The coughing that caused President Bush to faint for a few moments Sunday triggered a common and benign medical phenomenon, cardiologists say.
"Up to 40 percent of the world population is susceptible to such episodes," said Dr. Toby Barbey, a cardiologist and professor at Georgetown University Hospital. "From what I know, the president had a vasovagal reaction from choking."
That means the bit of pretzel that stuck in the president's throat and the resulting coughing stimulated a nerve called the vagus, which passes through the neck and the area of the chest around the main circulatory and respiratory organs.
The vagus can affect the rate at which blood flows to the heart. In this instance, doctors said, the nerve irritation slowed the president's blood flow to the point he blacked out and toppled from a sofa in a residential area of the White House.
The type of reaction Mr. Bush experienced can come from other causes, too.
"People can be susceptible to this occasional reaction when they are exceedingly uncomfortable when they are under stress, or frightened or experience some other noxious stimulus. Some people have these episodes when they have blood drawn or stitches removed. President Bush's father may have had this when he collapsed during a dinner in Japan years ago," Dr. Barbey said.
The president, however, has a simpler explanation. At the John Deere farm machinery plant in Moline, Ill., yesterday, Mr. Bush told workers who could see the nasty scrape on his cheek that was caused by the fall:
"If my mother is listening: Mother, I should've listened to you. 'Always chew your pretzels before you swallow,' [she said].

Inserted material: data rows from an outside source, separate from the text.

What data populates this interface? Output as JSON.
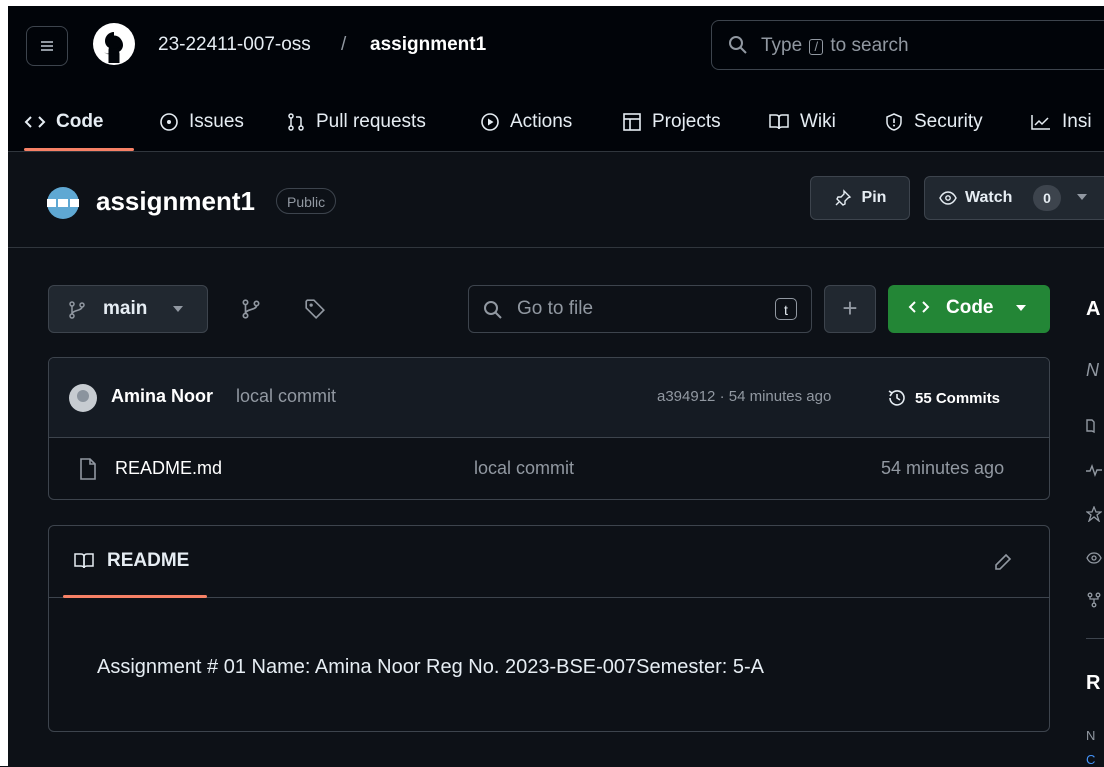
{
  "header": {
    "owner": "23-22411-007-oss",
    "separator": "/",
    "repo": "assignment1",
    "search": {
      "prefix": "Type",
      "key": "/",
      "suffix": "to search"
    }
  },
  "tabs": [
    {
      "label": "Code",
      "icon": "code-icon"
    },
    {
      "label": "Issues",
      "icon": "issue-opened-icon"
    },
    {
      "label": "Pull requests",
      "icon": "git-pull-request-icon"
    },
    {
      "label": "Actions",
      "icon": "play-icon"
    },
    {
      "label": "Projects",
      "icon": "table-icon"
    },
    {
      "label": "Wiki",
      "icon": "book-icon"
    },
    {
      "label": "Security",
      "icon": "shield-icon"
    },
    {
      "label": "Insi",
      "icon": "graph-icon"
    }
  ],
  "repo_header": {
    "name": "assignment1",
    "visibility": "Public",
    "pin_label": "Pin",
    "watch_label": "Watch",
    "watch_count": "0"
  },
  "toolbar": {
    "branch": "main",
    "goto_placeholder": "Go to file",
    "goto_key": "t",
    "plus": "+",
    "code_label": "Code"
  },
  "latest_commit": {
    "author": "Amina Noor",
    "message": "local commit",
    "meta": "a394912 · 54 minutes ago",
    "commits_label": "55 Commits"
  },
  "files": [
    {
      "name": "README.md",
      "message": "local commit",
      "time": "54 minutes ago"
    }
  ],
  "readme": {
    "tab": "README",
    "content": "Assignment # 01 Name: Amina Noor Reg No. 2023-BSE-007Semester: 5-A"
  },
  "sidebar": {
    "about": "A",
    "desc": "N",
    "releases": "R",
    "small": "N",
    "link": "C"
  },
  "colors": {
    "background": "#0d1117",
    "header_bg": "#010409",
    "accent_underline": "#f78166",
    "code_button": "#238636",
    "border": "#3d444d"
  }
}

"When I work the rope lines, people bring their children, and I always turn to the child especially the teen-agers and say, 'Listen. Listen to your mother. It's the best advice I can give you.' I obviously needed to do the same thing last night. But I'm feeling great."
Dr. Patricia Davidson, a cardiologist at the Washington Hospital Center, pointed out that people who have the kind of episode the president experienced commonly are rushed to the hospital.
"What happens then depends on the patient's history," Dr. Davidson said. "Almost anyone who experienced such an episode would be given several tests cardiac and neurological evaluations."
At any rate, the doctors concluded that if there is no other underlying cause for the fainting as the president's physician declared then there is nothing to worry about.
Added Dr. Barbey, "The president seems able to talk to crowds and to the nation on TV. He seems not to have a stressful nature. So this incident is most likely benign."